As well as facing pressure from SuperMontage, competition is also hotting up between ECNs. Instinet, which was for a long time the largest ECN on Nasdaq, lost its top spot to Island early this year as Island cut its prices. In addition, Instinet has also recently lost its president and chief executive Douglas Atkin, who is leaving the company "to pursue other business interests," and Kenneth Marshall, the firm's chief operating officer, has also decided to retire. Mark Nienstedt, previously Instinet's chief financial officer, has been appointed acting president and chief executive, and Marshall will be replaced by Jean-Marc Bouhelier, executive vice president in charge of Instinet's US institutional and professional business.

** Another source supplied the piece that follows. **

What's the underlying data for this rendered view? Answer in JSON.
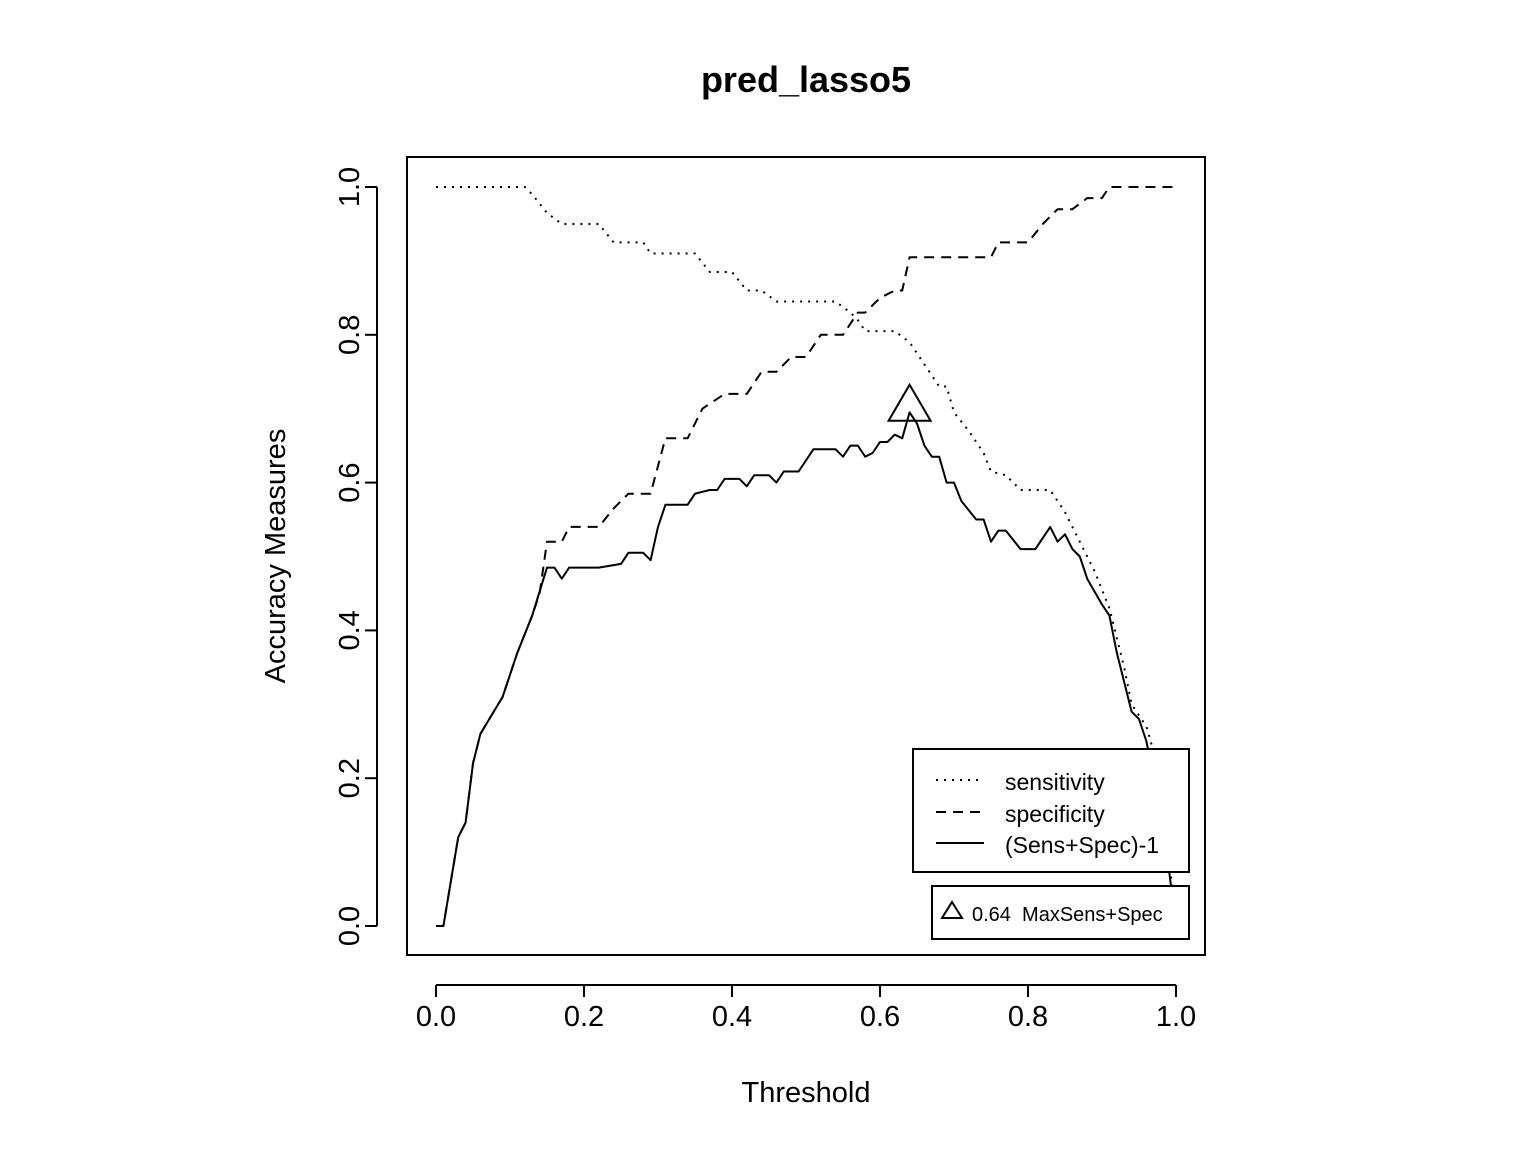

Instinet made an initial public offering in May 2001, selling around 15% of its ownership, Reuters owns the remaining 85%. But Instinet's share price has since nose-dived to around $7 by mid-April 2002, from $14.50 at the IPO. Indeed, the firm does look a little stodgy with 2,210 employees, compared with just 80 at Brut for example. With ECNs trying hard to differentiate themselves from both other ECNs and what may be a new, improved Nasdaq, unless Instinet can provide a clear and positive indication of how it plans to develop its business, it may be left behind by the more nimble competition.

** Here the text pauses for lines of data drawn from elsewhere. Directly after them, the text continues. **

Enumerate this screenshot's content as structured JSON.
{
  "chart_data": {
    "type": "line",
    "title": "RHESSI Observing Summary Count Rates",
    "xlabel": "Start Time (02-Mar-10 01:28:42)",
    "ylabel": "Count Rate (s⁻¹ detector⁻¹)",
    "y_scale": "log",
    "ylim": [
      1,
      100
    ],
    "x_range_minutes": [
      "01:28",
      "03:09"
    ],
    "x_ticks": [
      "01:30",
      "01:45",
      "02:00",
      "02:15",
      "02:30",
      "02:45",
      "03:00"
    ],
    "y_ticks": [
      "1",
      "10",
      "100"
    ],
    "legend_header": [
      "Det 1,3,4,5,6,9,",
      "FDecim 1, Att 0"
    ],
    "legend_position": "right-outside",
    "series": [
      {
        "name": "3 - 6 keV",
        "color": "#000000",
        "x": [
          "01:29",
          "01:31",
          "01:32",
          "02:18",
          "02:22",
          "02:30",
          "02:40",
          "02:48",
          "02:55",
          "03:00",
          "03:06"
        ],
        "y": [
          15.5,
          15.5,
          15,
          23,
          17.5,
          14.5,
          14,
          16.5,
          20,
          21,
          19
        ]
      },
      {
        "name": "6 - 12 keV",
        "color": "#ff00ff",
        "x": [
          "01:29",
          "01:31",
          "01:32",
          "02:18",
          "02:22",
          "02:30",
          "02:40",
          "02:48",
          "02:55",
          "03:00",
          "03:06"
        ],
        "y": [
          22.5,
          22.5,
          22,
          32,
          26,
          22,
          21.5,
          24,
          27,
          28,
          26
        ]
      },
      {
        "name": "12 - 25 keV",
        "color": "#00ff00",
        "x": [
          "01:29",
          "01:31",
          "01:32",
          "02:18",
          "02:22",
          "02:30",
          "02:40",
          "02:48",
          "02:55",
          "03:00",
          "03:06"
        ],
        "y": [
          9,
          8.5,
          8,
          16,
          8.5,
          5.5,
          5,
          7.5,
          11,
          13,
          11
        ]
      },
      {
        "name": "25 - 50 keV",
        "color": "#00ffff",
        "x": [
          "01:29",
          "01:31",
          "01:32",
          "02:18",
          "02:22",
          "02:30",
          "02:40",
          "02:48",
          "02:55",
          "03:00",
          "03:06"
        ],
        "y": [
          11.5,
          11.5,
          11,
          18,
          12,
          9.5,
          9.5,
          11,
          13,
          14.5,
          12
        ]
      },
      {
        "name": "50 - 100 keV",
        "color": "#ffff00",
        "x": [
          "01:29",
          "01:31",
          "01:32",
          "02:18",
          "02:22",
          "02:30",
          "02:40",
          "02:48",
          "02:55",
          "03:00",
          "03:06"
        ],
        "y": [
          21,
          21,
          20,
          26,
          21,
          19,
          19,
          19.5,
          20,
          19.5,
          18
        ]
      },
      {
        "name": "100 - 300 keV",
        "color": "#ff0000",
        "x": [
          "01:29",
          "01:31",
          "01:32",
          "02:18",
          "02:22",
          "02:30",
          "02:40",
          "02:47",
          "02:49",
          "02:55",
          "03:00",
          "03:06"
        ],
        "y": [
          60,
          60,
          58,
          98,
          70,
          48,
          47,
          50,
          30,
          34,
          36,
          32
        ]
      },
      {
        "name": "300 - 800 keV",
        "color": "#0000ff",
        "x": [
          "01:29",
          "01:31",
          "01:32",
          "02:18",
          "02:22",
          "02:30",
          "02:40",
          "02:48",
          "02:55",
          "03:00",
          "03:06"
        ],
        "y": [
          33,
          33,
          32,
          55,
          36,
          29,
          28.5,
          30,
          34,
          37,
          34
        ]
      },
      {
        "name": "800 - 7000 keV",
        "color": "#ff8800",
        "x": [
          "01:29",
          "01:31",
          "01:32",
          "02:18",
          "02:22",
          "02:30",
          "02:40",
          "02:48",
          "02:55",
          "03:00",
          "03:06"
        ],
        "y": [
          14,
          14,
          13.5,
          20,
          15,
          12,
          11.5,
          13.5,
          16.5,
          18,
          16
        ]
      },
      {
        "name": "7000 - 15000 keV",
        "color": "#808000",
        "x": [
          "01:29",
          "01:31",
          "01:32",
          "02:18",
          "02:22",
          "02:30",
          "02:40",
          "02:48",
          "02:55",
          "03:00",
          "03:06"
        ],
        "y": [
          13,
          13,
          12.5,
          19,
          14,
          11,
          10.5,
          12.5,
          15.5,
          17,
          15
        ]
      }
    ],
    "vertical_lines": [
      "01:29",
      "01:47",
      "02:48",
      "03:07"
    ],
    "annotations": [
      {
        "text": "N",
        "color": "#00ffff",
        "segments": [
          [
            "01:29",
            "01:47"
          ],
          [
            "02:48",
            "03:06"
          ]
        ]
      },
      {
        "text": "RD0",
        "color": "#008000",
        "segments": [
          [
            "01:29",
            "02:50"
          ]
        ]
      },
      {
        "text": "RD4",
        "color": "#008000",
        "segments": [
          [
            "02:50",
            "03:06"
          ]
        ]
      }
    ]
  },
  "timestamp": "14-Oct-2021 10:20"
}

The situation for Instinet seems to parallel that of its parent Reuters. Once competition from Bloomberg shook up the data vendors, Reuters looked vulnerable. Similarly, Instinet - and indeed all the other "pure play" platforms - needs to consider how they can create a long-term valuation model. Those ECNs which morph into exchanges seem to be on a sensible route, although success is far from assured. The long-term need for execution platforms as an adjunct to traditional exchanges (and genuine new players in the entire exchange business) seems less clear. Nevertheless, it looks like an interesting period, although ECNs still look more plausibly likely to fit into a footnote of digital market history.